When Surgery Becomes an Option

Surgery is only considered after several months of failed conservative treatment. The procedure involves removing damaged tendon tissue (debridement) and can be done through a small incision or arthroscopically. Afterward, you’ll need to avoid strength activities for about six weeks, then gradually return to normal use. Full surgical recovery takes six to 12 weeks, and most people report significant pain relief once healed.

The vast majority of people never reach this point. Roughly 80 to 95 percent of elbow tendonitis cases resolve without surgery, though “resolve” sometimes means accepting a longer timeline than you’d like.

How to Know You’re Actually Healed

Pain disappearing during everyday activities is the first milestone, but it’s not the finish line. True recovery means the tendon can handle the loads you need it to handle, whether that’s carrying groceries or swinging a racket.

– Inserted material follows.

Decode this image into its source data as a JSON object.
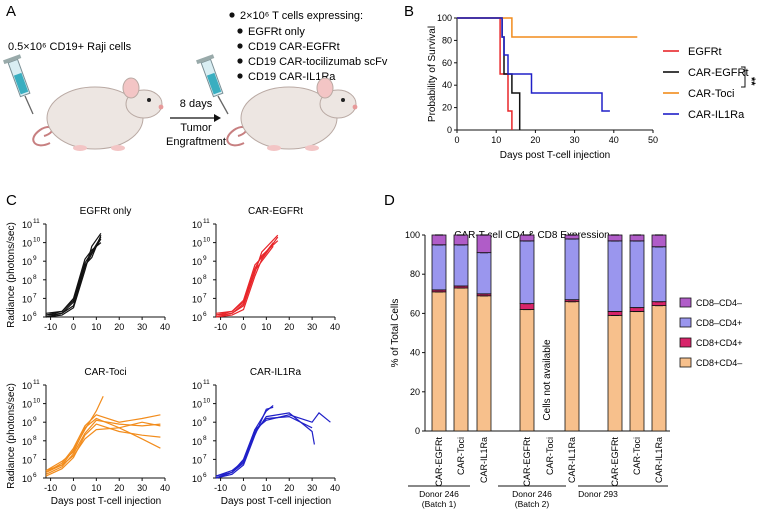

Clinicians assess readiness to return to full activity by checking that grip strength matches your unaffected arm, measured with a handheld dynamometer. They also look for full, pain-free range of motion and your ability to tolerate progressively heavier resistance exercises without flare-ups. For athletes, additional provocation tests that simulate sport-specific elbow loading help confirm the tendon can withstand those forces.

A practical self-check: if you can perform the exact activity that originally caused your pain, at the same intensity, without symptoms during or the day after, you’re likely through the worst of it. If soreness creeps back within 24 hours, you’ve pushed past what the tendon can currently handle, and you need to scale back and give it more time.